Another way to proceed is to instead consider the inclusion $O(n) \to O(m)$ and the induced map $BO(n) \to BO(m)$. The map $f : X \to BO(m)$ lifts to $\tilde{f} : X \to BO(n)$ if and only if $E$ admits $m - n$ linearly independent sections (and therefore $E \cong E_n\oplus\varepsilon^{m-n}$ for some rank $n$ vector bundle $E_n$). The homotopy fiber of the map $BO(n) \to BO(m)$ is $O(m)/O(n)$ which is the Stiefel manifold $V_{m-n}(\mathbb{R}^m)$. In general, $V_p(\mathbb{R}^q)$ is $(q - p - 1)$-connected, so $V_{m-n}(\mathbb{R}^m)$ is $(n-1)$-connected.
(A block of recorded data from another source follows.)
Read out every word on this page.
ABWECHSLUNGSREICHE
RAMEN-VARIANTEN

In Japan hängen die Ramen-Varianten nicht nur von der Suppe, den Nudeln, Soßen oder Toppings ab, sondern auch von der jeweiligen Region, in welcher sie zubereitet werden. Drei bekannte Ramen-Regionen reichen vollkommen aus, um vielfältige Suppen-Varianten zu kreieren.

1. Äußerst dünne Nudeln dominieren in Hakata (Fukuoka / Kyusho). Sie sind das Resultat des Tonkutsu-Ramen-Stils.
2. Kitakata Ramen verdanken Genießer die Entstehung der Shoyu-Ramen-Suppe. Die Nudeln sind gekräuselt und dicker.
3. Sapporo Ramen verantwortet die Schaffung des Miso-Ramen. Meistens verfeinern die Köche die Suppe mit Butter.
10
Therefore the primary obstruction to lifting $f$ lies in $H^{n+1}(X; \pi_n(V_{m-n}(\mathbb{R}^m)))$ which vanishes for dimension reasons, as do all the other obstructions.

Note, if we tried the same thing with $BO(n-1) \to BO(m)$, we would run into an obstruction in $H^n(X; \pi_{n-1}(V_{m-n+1}(\mathbb{R}^m)))$. In general,

$\pi_{q-p}(V_p(\mathbb{R}^q)) = \begin{cases} \mathbb{Z} & q - p\ \text{is even or}\ p = 1,\\ \mathbb{Z}_2 &\text{otherwise}. \end{cases}$

As $m = \operatorname{rank} E > \dim X = n$, we have $m - n + 1 > 1$. So we see that if $n$ is even, the primary (and only) obstruction lies in $H^n(X; \mathbb{Z}_2)$, while if $n$ is odd, it lies in $H^n(X; \mathbb{Z})$. In the first case, the obstruction is $w_n(E)$ (see page 143 of Characteristic Classes by Milnor and Stasheff). In the latter case, the obstruction is $W_n(E) = \beta w_{n-1}(E)$ (see section $38.8$ of Topology of Fibre Bundles by Steenrod).

In the case where $n$ is odd, the obstruction $W_n(E) = W_n(E_n)$ coincides with the Euler class of $E_n$, provided $E_n$ is orientable (see Theorem $12.5$ of Characteristic Classes). When $n$ is even however, the two obstructions do not coincide, but the vanishing of the Euler class of $E_n$ does imply the vanishing of $w_n(E_n) = w_n(E)$ (see property $9.5$ in Characteristic Classes). What this tells us is that if $E_n$ is rank $n$ vector bundle over an $n$-dimensional CW complex, it may be possible to find $l + 1$ linearly independent sections of $E_n\oplus\varepsilon^l$ even if $E_n$ does not admit a section. An easy example is $TS^{2n} \to S^{2n}$; it does not admit a section as it has non-zero Euler class, but $TS^{2n}\oplus\varepsilon^l \cong \varepsilon^{2n + l}$ so it admits $l + 1$ linearly independent sections (in fact, it admits $2n + l$ such sections).